Recently, the business section of my local newspaper carried a column on the benefits of utilizing an immediate annuity as a source of retirement income. Just a few days earlier, an online retirement-focused article highlighted both immediate and deferred income annuities. As baby boomers without pensions continue to move into retirement, income annuities are increasingly mentioned as a means to create a personal pension.
While these articles are mostly positive about the benefits of these products, a significant number of them conclude that potential purchasers would be better off if they delay purchasing immediate and deferred-income annuities until after interest rates increase. But is that true? In my opinion, not necessarily.
Components of Annuity Income
Certainly, higher interest rates will lead to higher annuity income. The more the insurance company can earn on the premium, the more they can afford to pay out. But that doesn’t mean immediate annuities and deferred-income annuities are not worth buying just because interest rates are low.
First, we must ask, “low” relative to what? If the alternative is 0.5% CD rates, 1.75% 10-year Treasuries or 2% high-grade municipal bonds, the cash flow from both immediate annuities and deferred-income annuities can look quite large by comparison. The real argument for income annuities in this interest rate environment is really about the structure of the annuity itself.
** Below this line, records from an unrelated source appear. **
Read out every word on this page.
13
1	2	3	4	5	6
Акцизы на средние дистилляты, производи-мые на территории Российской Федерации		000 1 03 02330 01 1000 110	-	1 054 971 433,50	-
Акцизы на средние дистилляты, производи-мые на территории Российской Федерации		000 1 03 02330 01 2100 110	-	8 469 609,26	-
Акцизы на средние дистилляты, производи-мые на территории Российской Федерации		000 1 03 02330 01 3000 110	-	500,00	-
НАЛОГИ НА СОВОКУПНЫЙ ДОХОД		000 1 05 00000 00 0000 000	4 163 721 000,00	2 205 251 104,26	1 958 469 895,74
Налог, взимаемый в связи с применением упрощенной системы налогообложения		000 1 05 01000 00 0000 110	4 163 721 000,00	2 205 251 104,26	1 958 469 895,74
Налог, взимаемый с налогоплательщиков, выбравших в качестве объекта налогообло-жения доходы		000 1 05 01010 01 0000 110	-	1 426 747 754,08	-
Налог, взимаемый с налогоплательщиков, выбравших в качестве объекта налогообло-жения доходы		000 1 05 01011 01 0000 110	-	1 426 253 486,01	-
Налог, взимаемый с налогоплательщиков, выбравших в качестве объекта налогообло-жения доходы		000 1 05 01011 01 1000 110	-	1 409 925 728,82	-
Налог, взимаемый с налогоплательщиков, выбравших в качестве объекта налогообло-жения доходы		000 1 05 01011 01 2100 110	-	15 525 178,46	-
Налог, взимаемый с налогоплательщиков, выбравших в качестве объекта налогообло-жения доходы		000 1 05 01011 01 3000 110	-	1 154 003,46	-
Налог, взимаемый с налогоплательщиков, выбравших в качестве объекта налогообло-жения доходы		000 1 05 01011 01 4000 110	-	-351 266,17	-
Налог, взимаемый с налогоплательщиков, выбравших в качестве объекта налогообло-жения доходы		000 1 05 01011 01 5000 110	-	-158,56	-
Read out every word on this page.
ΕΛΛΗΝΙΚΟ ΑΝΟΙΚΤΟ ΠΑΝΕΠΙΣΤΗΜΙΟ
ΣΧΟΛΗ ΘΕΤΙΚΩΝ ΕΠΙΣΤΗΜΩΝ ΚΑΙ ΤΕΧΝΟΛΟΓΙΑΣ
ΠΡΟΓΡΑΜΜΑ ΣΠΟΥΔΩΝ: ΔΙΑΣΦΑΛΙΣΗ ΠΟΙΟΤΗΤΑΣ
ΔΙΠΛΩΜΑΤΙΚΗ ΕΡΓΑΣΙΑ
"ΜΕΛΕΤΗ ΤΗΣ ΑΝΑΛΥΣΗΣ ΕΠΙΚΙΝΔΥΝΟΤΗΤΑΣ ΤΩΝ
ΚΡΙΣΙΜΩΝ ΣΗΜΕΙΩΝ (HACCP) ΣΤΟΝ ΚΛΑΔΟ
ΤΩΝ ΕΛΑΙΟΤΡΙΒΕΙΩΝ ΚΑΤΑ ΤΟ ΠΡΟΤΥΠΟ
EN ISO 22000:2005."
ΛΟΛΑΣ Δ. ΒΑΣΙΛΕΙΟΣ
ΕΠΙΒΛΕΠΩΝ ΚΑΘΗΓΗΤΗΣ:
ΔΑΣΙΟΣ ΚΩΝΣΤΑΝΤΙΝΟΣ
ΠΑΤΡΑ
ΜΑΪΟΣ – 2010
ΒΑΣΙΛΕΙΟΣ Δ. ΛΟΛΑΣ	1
Current interest rates are just one of the three parts that make up immediate-annuity payments. The other two parts are the regular return of principal and mortality credits. Mortality credits are essentially the transfer of income from those that die prior to life expectancy to those that live beyond their life expectancy. In particular, mortality credits shelter immediate annuity payments from fluctuations in interest rates.
Because much of the return on immediate annuities is based on life expectancy rather than interest rates, immediate-annuity payouts don’t fluctuate as much — up or down — as interest rates do. New York Life created an informational piece that shows 10-year Treasury rates fell 33% from January 2011 to December 2015. By comparison, New York Life’s payout on a life and 10-year certain annuity payout for a 75-year-old male declined only 4% over the same time period.1 (A certain annuity pays for the longer of the life of the individual or 10 years).
Applying These Components in Reality
In order to take this point beyond a conceptual discussion, I ran a $100,000 quote for a New York Life 10-year certain immediate annuity for a 75-year-old male.2 The monthly payout came to $657.64, or $7,891.68 per year. To get that same amount of income from a bond paying 2% per year, we would need to invest $394,584.